Kommentar von Susanne Knaul

Palästinas Präsident Abbas muss sich entscheiden: zwischen neuer Gewalt und dem Kampf auf der internationalen politischen Bühne.

Glaubt nicht mehr an bilaterale Friedensverhandlungen: Palästinas Präsident Abbas. Bild: AP

N ur zwei Wochen länger hätten sich die Palästinenser gedulden müssen, um ihre Chancen für das Votum im UN-Sicherheitsrat über ein Ende der Besatzung bis 2017 zu verbessern. Seit gestern, dem 1. Januar, sitzen anstelle von Argentinien Venezuela im Sicherheitsrat, Malaysia ersetzt Südkorea und Ruanda wich Angola. Die drei Neulinge sind allesamt pro-palästinensischer als ihre Vorgänger. „Die Palästinenser lassen keine Chance aus, eine Chance zu verpassen“, kommentierte einst der ehemalige israelische Außenminister Abba Eban wiederholte Fehlentscheidungen der PLO. Genau dieser Eindruck erstellt sich auf den ersten Blick.

Umgekehrt ist der Preis für die Ungeduld so hoch, dass kluge Köpfe in Israel bereits darüber spekulieren, ob das erneute Scheitern in New York von den Palästinensern möglicherweise kalkuliert war, um die Rolle als Opfer zu pflegen. Wahrscheinlicher ist Rücksicht auf das Weiße Haus: der Termin wurde bewußt so gewählt, dass die Abstimmung noch vor dem Wechsel der nicht-ständigen Mitglieder stattfindet, was durchaus logisch wäre.

US-Präsident Barack Obama lehnt einseitige Schritte ab.

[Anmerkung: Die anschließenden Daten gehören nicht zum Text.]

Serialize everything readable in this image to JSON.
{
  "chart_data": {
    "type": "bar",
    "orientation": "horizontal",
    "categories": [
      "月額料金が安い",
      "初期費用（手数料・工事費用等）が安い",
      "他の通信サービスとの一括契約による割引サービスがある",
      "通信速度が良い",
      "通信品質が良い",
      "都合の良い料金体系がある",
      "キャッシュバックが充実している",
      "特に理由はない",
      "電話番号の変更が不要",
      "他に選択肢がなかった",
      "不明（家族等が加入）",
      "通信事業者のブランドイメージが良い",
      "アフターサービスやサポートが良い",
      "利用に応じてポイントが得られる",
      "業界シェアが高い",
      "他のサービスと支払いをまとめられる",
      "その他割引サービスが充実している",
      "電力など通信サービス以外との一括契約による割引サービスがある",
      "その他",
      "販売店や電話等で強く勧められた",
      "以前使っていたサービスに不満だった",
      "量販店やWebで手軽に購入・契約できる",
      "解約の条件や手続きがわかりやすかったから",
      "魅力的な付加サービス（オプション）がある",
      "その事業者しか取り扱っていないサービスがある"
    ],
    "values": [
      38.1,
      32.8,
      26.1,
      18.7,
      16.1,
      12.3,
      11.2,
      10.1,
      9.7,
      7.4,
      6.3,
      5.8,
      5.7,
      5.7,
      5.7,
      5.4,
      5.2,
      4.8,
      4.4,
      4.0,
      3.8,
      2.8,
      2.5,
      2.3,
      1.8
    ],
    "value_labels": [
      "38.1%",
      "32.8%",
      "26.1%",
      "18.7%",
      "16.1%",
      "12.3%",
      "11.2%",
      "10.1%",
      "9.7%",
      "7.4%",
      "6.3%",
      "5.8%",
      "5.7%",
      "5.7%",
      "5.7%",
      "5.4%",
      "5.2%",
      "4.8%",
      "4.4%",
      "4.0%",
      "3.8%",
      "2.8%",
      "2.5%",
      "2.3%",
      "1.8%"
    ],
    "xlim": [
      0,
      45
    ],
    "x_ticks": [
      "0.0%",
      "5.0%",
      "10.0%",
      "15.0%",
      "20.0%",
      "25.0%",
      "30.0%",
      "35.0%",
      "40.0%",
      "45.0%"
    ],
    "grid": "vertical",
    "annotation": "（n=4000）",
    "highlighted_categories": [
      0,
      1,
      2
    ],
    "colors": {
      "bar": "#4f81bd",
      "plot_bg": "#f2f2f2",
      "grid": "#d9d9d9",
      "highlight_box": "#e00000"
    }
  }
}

Eine Mehrheit für die Petition der Palästinenser hätte ihn zum Veto gezwungen und damit erneut zur offenen Konfrontation mit Palästinenserpräsident Machmud Abbas. Das Weiße Haus hat noch nie ein anti-israelisches Votum im Sicherheitsrat durchgehen lassen.

Bleibt die Frage, warum die Palästinenser es trotzdem immer wieder versuchen. Die Antwort ist: Sie haben keine Wahl. Für Abbas gibt es seit dem Scheitern des Friedensdialogs nur zwei Möglichkeiten: neue Gewalt oder Kampf auf internationaler Bühne. Wer Gewalt ablehnt, sollte der PLO bei ihren diplomatischen Bemühungen unter die Arme greifen. Auch auf die Gefahr hin, Abschied von alten Gewohnheiten nehmen zu müssen.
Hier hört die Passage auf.